Bhagavan was one day reading and explaining Tirupugazh in Tamil to Alamelammal of Madura. I did not know Tamil and I could only look on. I saw a change in Bhagavan. A light was shining from within him. His face was radiant, his smile was beaming, his eyes were full of compassion. His words reverberated in the mind and were instantly and deeply understood. All my being was carried upwards on a current of strange vibrations. The memory of this experience is ever present in my heart. A great joy has remained with me that I was privileged to sit at the feet of the Divine Being.
It was ever like this with him. Whoever went to him, he would go down to his level; his words and gestures, even the intonation of his voice, would adapt themselves to the make-up of the people around him. With children he was their playmate, to family people - a wise counsellor, to pundits - a well of knowledge, to yogis - the God of will, the God of victory. He saw himself in them and they saw themselves in him and their hearts would be bound to his feet in everlasting love. All who came to see him would be charmed by his love and kindness, beauty and wisdom, and the overwhelming sense of unity he radiated like fire radiating heat. To some he would grant a special vision, invisible to others; with some he would openly discourse. Crowds would gather round him and each one would see him differently. Even his pictures differ.

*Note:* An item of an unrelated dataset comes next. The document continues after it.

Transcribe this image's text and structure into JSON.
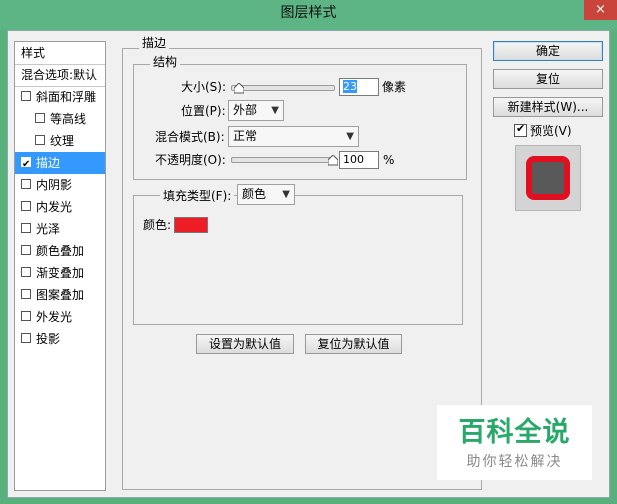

A stranger would not guess that they are all of the same person.

Om Namo Bhagavathe Sri Ramanaya

The teachings of Bhagavan Sri Ramana Maharshi / Re: Our Bhagavan-Stories
« on: November 07, 2012, 05:27:04 PM »
By Varanasi Subbulakshimi

Do Not Torture The Body

I used to fast quite often, as advised in some scriptural texts. In one of the books, I read: "He who wants to know himself and yet pays attention to his body is like a man who trusts a crocodile to take him across a river." I showed the text to Bhagavan and he explained: "It does not mean that you should starve. You need not torture the body. It only means not giving the body more than it needs. With your mind, hold on to enquiry and just keep the body going so that it does not become a hindrance. For this, pure and fresh food, simply prepared and taken in moderation, is a great help."
Another day I asked Bhagavan's permission to put on the sannyasin's orange robes and beg for my food. He said: "Will coloured clothes give you renunciation? First learn what sannyasa means."
Once five or six devotees sat down before Bhagavan and sang a hymn in praise of the Guru. He got up in the middle of the recitation and went away, saying: "Prayers and praises will not take one far. It is the merciful look of the teacher that bestows true knowledge." I felt elated. Had I not received his merciful glances? But the next day he was saying: "Unless one becomes a six month old baby there is no hope for him in the realm of self-knowledge." My heart sank. Although I lived in the presence of Lord Arunachala Himself, I was far from becoming an infant.